By noon, they were using magical throat glyphs to whisper code words to each other.

At 1400 hours, their team leader gave a silent fallback order.

Retreat formation initiated. Ten disengaged from the formation. Only one remained.

Baylen. Quiet. Observing. Waiting.

Because if Charlemagne Ziglar showed up, even five seconds late, Baylen's blade would be the one to taste his heart.

The bastard was missing.

Why? Where the hell did you go?

Watching from under the hood of a worn-out courier disguise, sitting three tables away from the decorative koi fountain, and sipping his wine. 

Now, he looked like a lover ditched by his date on his table. His composure cracked. 

He inhaled deeply and exhaled slowly. He dug into his steak with a glare as if the dish owed him a life. At least he got his fill of today's chef's choice, unaware that this new signature dish is curated by Charles himself. 

His impatience dissipated as he lost himself in the gastronomic experience. This is the best magibeast steak I have ever tasted.
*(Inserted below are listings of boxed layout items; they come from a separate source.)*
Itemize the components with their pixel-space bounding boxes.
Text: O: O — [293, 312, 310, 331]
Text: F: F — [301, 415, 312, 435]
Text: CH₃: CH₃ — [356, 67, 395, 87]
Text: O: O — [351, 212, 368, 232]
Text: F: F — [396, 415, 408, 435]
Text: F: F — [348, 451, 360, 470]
And the royal wine is divine. 

Baylen and his team did not know they had already triggered a network of hidden surveillance arrays. Stealth-etched runes were embedded in the crystal chandeliers, centerpiece ornaments, and even the enchanted badges worn by waitstaff.

Each rune was calibrated with intent-sensing sigils, capable of reading qi fluctuations tied to hostility, concealed weapon resonance, and bloodlust signatures.

Every breath they took.

Every glance. Every unsheathed thought.

It was all being streamed in real time, directly back to SIGMA.
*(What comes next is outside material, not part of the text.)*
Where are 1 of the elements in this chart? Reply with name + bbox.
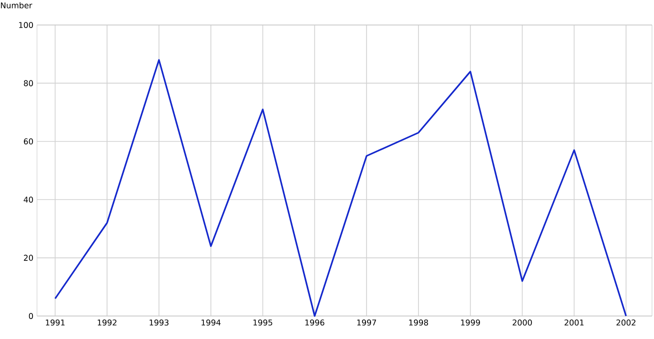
line-series bbox=[54, 59, 627, 317]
The system knew their faces. Their formation. Their murderous intent.

Still, their intended target did not move.

Charlemagne Ziglar still lay collapsed on the training chamber floor of the Lotus Isles suite, his body soaked in dried blood, his qi threads frayed from hours of violent trial simulation. Unconscious. Unreachable.

The dragon Nimbus remained outside the chamber, unmoving, guarding his master with divine stillness.

And in the silence between heartbeats, the trap watched the hunters.

By evening, Tre Sorelle Velmora had become the most talked-about new venue in all of Velmora—and beyond.

The food? Divine.

The performance? Unmatched.

Lady Micah Sorelle? A goddess of charm, wit, and steel-veined diplomacy.

Even Jasper the journalist, notorious for skepticism, was scribbling with childlike joy.

"I'll need three columns for this alone," he muttered to himself. "And that wasn't even with the main lord present. God help us when he does show up."

Micah finally sat down on the upper balcony after the last toast.

Alone. Exhausted. But triumphant.

She stared at the velvet sky and whispered, "You missed the show, Charles…"

Then she smirked.

"But I made sure the spotlight didn't."